December 2022: Weeks later, they announce perpetual licenses will no longer include feature updates. The 50% off sale was clearance. They just didn't tell you.
2023: Brand-specific perpetual licenses jump from $129 to $199. That's a 54% increase for the cheapest option — the one that only works with one camera brand.
January 2024: Private equity firm Axcel takes majority ownership. Layoffs begin. The communications team gets gutted. Twice. The free Express tier is killed. The community forum? Gone.
May 2024: Multi-user studio plans go from $1,598 to $5,500 for 10 seats. That's a 344% increase. Studios that had been paying $160/seat are now paying $550/seat. For the same software.

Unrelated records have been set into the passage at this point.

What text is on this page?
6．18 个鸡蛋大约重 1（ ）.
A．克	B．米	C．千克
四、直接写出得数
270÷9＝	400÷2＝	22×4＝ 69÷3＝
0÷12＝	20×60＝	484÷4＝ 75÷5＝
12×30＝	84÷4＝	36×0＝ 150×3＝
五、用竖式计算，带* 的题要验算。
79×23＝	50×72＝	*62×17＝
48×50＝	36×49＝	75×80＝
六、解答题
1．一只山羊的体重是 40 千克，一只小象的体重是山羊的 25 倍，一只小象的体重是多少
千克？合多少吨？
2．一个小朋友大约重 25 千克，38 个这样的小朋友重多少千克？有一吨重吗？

March 2025: Another 6% across the board. Just because they can.
A DPReview user mapped the strategy perfectly:
Step 1: Announce subscription, keep perpetual. Step 2: Force perpetual users to subscription. Step 3: Remove perpetual. Step 4: Increase price. We're at step 4.
The math that should make you sick
Let's say you're a solo photographer who started using Capture One in 2020. Here's what you've paid:
2021: $179 renewal
2022: $179 renewal
2023: $199 renewal (price went up)
2024: $229 renewal (price went up again)
2025: $229 renewal
2026: $229 renewal
Total: $1,423 — and you still don't own anything.
Stop paying and the software stops working.
If you run a 5-person studio? Multiply that by 5. You're looking at over $7,000 and counting for tethering software.
What are you actually paying for?
Here's the honest breakdown of what Capture One does that you actually use on a tethered shoot:
- Connect camera to computer
- Display images as they're captured
- Rate and organize images
- Basic adjustments (most photographers edit in Photoshop/Lightroom anyway)
That's it. The color grading tools are excellent — I'll give them that. The layer-based editing is legitimately good. But if you're like most tethered shooters, you capture in Capture One and edit somewhere else. You're paying $229/year for a capture app with features you don't use.
What to do about it
I'm not going to pretend to be objective here. I built TETHER STUDIO specifically because this pricing is insane. But let me give you the honest landscape:
If you need Capture One's RAW editing and color grading: There's no perfect replacement. DxO PhotoLab comes closest for color science. Affinity Photo (now free) handles layers. Neither has Capture One's tethering integration.
If you need tethering and edit elsewhere: That's where TETHER STUDIO lives. $99 once. Every feature. Tethering, AI culling, art director markup, client view, pro export. You keep your existing editing app — Lightroom, Photoshop, Affinity, whatever. You just stop paying Capture One's tethering tax.
If you're starting out: Please don't start with a $229/year subscription. Just don't. Put that money toward a better lens. Get a tethering app that costs less than a single portrait session, learn your craft, and upgrade later if you genuinely need what Capture One offers.
The part they don't want you to think about
Capture One's pricing strategy works because of inertia. You've learned the shortcuts. Your presets are there. Your sessions are organized in their format. Switching feels like moving apartments — technically possible, emotionally exhausting.
But here's the thing about paying rent: it never stops. Capture One will never email you and say "thanks for your loyalty, it's free now." The price will keep going up. The features you don't use will keep multiplying. And every January, that renewal email will arrive like clockwork.
Or you pay $99 once. And it's done. And every January, you don't think about software licensing at all. You think about shooting.
Your call. But the math is the math.